O Conselho de Sentença do I Tribunal do Júri de São João de Meriti, na Baixada Fluminense, condenou, na sexta-feira (11), Rildo Matias da Silva à pena de 20 anos de reclusão, em regime inicial fechado, pelo homicídio duplamente qualificado (motivo fútil e emboscada) de sua mãe, Laudiceia de Oliveira da Silva, pelo crime de ocultação de seu cadáver. A sentença foi proferida pela juíza Yedda Christina Ching San Filizzola Assunção, que ao final do júri externou sua repulsa ao crime, qualificando-o como matricídio

“Aqui não julgamos um homicídio comum, mas um matricídio.  Crime repulsivo e abjeto. A vítima, uma senhora de 69 anos, recém viúva, que tinha algumas posses, poucas, mas algumas, e que a fez ser alvo da ganância do réu, um homem de 53 anos, que não trabalhava, não produzia para a sociedade, e se dedicava ao uso de drogas. Nesse contexto de vadiagem e banalidade do mal, o réu decidiu que a vontade de viver e aproveitar a vida da sua genitora, era um empecilho à sua ganância e mesquinharia – tudo por uma casa na favela da Rocinha”, ressaltou.

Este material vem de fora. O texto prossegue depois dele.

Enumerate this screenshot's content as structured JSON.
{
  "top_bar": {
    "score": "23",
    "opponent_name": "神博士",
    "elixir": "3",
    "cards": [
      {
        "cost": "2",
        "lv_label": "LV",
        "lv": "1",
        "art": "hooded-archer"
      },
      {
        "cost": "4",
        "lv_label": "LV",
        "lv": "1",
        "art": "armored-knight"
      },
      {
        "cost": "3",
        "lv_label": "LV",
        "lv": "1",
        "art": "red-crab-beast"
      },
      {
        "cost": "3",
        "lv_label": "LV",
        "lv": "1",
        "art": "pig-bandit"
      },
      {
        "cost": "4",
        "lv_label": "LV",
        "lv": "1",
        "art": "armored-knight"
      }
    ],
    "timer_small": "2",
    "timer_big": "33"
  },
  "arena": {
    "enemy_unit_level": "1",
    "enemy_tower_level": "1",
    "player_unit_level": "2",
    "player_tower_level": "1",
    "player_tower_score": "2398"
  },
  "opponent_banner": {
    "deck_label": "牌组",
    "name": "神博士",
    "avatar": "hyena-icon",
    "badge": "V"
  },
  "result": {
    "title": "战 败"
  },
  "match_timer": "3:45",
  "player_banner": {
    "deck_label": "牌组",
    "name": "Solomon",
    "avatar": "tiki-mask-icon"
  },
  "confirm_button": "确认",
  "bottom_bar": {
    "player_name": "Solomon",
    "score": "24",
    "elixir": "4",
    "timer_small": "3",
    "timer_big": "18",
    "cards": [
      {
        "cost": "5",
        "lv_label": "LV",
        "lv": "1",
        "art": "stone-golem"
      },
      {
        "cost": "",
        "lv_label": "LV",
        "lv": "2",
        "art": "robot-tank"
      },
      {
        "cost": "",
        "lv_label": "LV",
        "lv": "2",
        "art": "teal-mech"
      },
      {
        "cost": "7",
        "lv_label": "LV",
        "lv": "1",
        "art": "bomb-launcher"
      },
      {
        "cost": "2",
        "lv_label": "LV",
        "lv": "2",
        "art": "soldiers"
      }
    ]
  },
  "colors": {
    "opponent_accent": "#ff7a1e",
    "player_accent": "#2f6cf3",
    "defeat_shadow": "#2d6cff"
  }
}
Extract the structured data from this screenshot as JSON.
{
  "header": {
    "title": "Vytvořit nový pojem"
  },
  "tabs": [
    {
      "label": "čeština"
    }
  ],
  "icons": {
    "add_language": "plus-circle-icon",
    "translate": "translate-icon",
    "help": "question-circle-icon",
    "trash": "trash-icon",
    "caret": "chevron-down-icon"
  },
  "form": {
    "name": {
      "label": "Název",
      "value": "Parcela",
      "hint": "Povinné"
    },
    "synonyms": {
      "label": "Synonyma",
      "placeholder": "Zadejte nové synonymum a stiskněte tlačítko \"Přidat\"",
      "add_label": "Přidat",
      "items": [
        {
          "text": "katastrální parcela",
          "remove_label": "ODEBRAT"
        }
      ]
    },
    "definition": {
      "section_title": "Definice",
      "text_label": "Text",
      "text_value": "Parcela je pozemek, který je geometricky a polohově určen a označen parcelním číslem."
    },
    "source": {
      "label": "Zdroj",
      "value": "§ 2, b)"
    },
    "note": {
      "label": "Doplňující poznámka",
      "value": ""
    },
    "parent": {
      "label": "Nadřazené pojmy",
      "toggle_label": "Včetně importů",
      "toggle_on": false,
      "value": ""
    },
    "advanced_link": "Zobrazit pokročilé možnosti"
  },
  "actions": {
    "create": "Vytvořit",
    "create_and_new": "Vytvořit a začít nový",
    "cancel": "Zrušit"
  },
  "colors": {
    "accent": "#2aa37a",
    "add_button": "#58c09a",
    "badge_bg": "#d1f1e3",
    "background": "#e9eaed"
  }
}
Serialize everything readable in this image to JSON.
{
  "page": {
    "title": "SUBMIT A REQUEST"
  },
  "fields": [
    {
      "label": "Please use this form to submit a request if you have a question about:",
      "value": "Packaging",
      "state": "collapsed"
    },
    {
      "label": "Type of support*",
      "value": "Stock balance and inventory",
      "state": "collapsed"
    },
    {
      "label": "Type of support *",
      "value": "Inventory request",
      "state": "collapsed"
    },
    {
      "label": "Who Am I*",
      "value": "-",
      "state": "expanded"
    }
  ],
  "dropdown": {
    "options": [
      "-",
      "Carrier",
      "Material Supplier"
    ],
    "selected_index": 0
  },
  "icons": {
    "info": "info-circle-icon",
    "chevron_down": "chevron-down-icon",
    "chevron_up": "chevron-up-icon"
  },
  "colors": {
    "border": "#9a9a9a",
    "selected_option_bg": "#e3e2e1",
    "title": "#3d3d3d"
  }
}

O homicídio aconteceu entre fevereiro e maio de 2013. Segundo a denúncia, Rildo matou sua mãe e em seguida enterrou-a na garagem da casa da vítima. Somente, em maio, após diversas buscas, em uma noite de chuva, um vizinho percebeu que a lama do chão da garagem revelava uma mão enterrada.

Após, buscas e investigação da Delegacia de Homicídios da Baixada Fluminense (DHBF), foi descoberta a autoria e crime. O réu tentou, ainda, alegar insanidade, contudo, peritos oficiais afirmaram que ele não sofre de qualquer doença mental.